Part 9 - Decide to go

223 21 5
                                    

Aku berada di ruangan Big Boss. Tempat ini, tidak terlihat seperti ruangan bagiku. Ini lebih terlihat seperti aula. Atau lebih tepatnya singgasana raja. Ruangan yang super lebar dengan banyak tiang beton sepanjang jalan menghadap Big Boss duduk.

Jangan bayangkan seperti di istana sungguhan. Ini hanya mirip. Ah, mungkin aku salah. Ini tak mirip sama sekali. Tiang betonnya sungguh jelek, tidak di cat atau dilapisi apapun. Tidak ada karpet merah. Yang ada hanya lantai biasa berwarna gelap.

Beberapa tiang beton ini ada yang sudah hancur, bekas pertempuran yang pernah terjadi di sini. Juga satu yang aku hancurkan kemarin masih diposisinya tak berubah sama sekali. Big Boss tidak mau mengeluarkan uang untuk memperbaiki ruangan ini. Aku jadi penasaran sekarang bagaimana rumah Big Boss.

Di ujung jalan ada sebuah kursi besar dengan meja besar, tempat Big Boss duduk. Meja dan kursinya terlihat cukup indah dengan ornamen yang memukau. Jika saja benda ini tidak diletakkan di sini akan terlihat elegan. Sayang sekali.

Jendela-jendela besar juga menempel di dinding-dinding ruang membuat ruangan jadi lebih terang. Lambu besar yang menggantung, aku tak tau harus mensyukuri adanya lampu tersebut atau tidak, maksudku, Itu seperti tidak berguna.

Ruangan ini sudah terang karena cahaya dari luar. Big Boss juga tak pernah ada di sini jika malam tiba. Entahlah. Ruangan ini jadi terlihat mengerikan jika malam tiba. Ditambah lagi, siapa juga yang mau berada di sini malam-malam. Tidak ada apa-apa di ruangan ini. Big Boss selalu menyuruh kedua bodyguard nya yang selalu berdiri dibelakangnya untuk membawa semua barang-barang miliknya kembali ke rumah.

"Ah, Diandra. Kau kembali begitu cepat. Bagaimana dengan misimu?" Big Boss langsung bertanya saat aku sampai di hadapannya.

"Berhenti berpura-pura. Aku tau kau yang menyelamatkan kami saat aku mengamuk di dekat perbatasan." Tatapanku tajam.

"Benarkah? Perbatasan apa yang kau maksud? Memang apa yang terjadi dengan kalian?"

"Tch, dengan diriku yang mengamuk tak terkendali, tidak mungkin kami bisa kembali ke villa tanpa diketahui. Pasti kau yang membawa kami pulang."

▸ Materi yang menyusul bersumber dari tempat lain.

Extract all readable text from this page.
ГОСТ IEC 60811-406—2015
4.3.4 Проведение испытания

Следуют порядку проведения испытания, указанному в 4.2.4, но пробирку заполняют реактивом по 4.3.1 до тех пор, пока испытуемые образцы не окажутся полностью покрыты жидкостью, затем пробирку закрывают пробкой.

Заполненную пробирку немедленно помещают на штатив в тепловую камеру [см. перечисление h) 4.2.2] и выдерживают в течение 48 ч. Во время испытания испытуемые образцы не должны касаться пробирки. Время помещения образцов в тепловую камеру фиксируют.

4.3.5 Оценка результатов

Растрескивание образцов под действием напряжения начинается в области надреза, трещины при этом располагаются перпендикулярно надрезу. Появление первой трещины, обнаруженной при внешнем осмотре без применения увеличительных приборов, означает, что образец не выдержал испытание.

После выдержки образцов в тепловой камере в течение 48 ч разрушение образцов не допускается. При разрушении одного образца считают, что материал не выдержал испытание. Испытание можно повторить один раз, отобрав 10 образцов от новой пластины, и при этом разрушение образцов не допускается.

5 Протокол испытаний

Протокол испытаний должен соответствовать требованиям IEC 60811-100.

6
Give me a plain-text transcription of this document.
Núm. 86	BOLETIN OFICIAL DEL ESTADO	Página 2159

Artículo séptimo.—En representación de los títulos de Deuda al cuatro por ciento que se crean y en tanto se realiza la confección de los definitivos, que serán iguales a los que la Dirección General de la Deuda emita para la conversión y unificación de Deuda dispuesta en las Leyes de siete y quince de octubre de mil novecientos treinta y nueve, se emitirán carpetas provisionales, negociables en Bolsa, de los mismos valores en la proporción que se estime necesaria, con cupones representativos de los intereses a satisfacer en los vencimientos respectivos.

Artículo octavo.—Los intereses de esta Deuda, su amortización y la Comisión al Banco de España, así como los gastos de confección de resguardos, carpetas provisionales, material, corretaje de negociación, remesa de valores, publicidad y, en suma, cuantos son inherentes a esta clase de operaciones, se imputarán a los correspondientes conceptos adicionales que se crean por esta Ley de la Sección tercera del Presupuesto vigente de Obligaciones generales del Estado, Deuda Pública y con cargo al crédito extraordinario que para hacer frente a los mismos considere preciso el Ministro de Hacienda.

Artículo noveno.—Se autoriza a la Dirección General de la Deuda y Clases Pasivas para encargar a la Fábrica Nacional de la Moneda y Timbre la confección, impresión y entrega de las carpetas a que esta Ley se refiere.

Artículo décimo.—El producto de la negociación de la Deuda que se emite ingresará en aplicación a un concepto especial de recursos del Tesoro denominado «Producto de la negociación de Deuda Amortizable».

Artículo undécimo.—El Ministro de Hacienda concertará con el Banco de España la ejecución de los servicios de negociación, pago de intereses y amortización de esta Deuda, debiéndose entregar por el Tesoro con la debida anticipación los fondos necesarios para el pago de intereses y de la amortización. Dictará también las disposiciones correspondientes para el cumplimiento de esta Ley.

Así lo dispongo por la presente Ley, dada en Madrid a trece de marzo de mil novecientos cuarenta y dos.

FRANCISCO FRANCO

"Kenapa kau berpikir seperti itu, Diandra? Aku ini hanya manusia biasa. Dan lagi, aku tak tau kau mengamuk. Juga, setauku saat kau mengamuk kau akan kehilangan kesadaranmu. Bagaimana kau bisa mengingatnya? Apa itu cuma hipotesismu?"

"Berhenti bercanda, botak. Aku tau apa yang ku lakukan!"

"Oh, benarkah? Jadi, apa yang kau lakukan sekarang?" Tch, pria botak menyebalkan ini selalu mencoba mengelak. Dia tau apa yang terjadi pada kami. Aku tau itu. Entah bagaimana caranya. Aku selalu merasa ada yang aneh dengannya.

Big Boss telihat tersenyum. Apa dia tau apa yang kupikirkan? Tch, dia selalu bisa membuat segalanya berjalan sesuai keinginannya.

"Aku ingin melaporkan tentang misi kami." Ucapku setelah jengah dengan wajah menyebalkannya.

"Hahaha, aku tau kau ingin melaporkannya. Aku harap kau membawa kabar baik tentang ini."

"Misi kami kami gagal." Wajah Big Boss langsung berubah seketika. Ia tampak tidak suka.

"Apa maksudmu? Kau tau bahwa aku tak menerima kegagalan. Apa pembelaanmu?" nada bicara Big Boss menjadi sangat dingin. Sungguh mencekam. Aku bisa merasakannya. Tapi aku mempertahankan posisiku dan ekspresiku.

"Taget kami adalah kakak dari mateku. Aku—"

"APA PEDULIKU, HAH! DIA CUMA KAKAK DARI MATEMU, BUKAN MATEMU SENDIRI! AKU TAK MAU KALIAN GAGAL SETELAH APA YANG TERJADI!" Teriakan Big Boss seolah membuat dinding-dinding ruangan ini bergetar. Aku mundur satu langkah, satu karena terkejut dan satu lagi karena teriakan Big Boss memang mengerikan.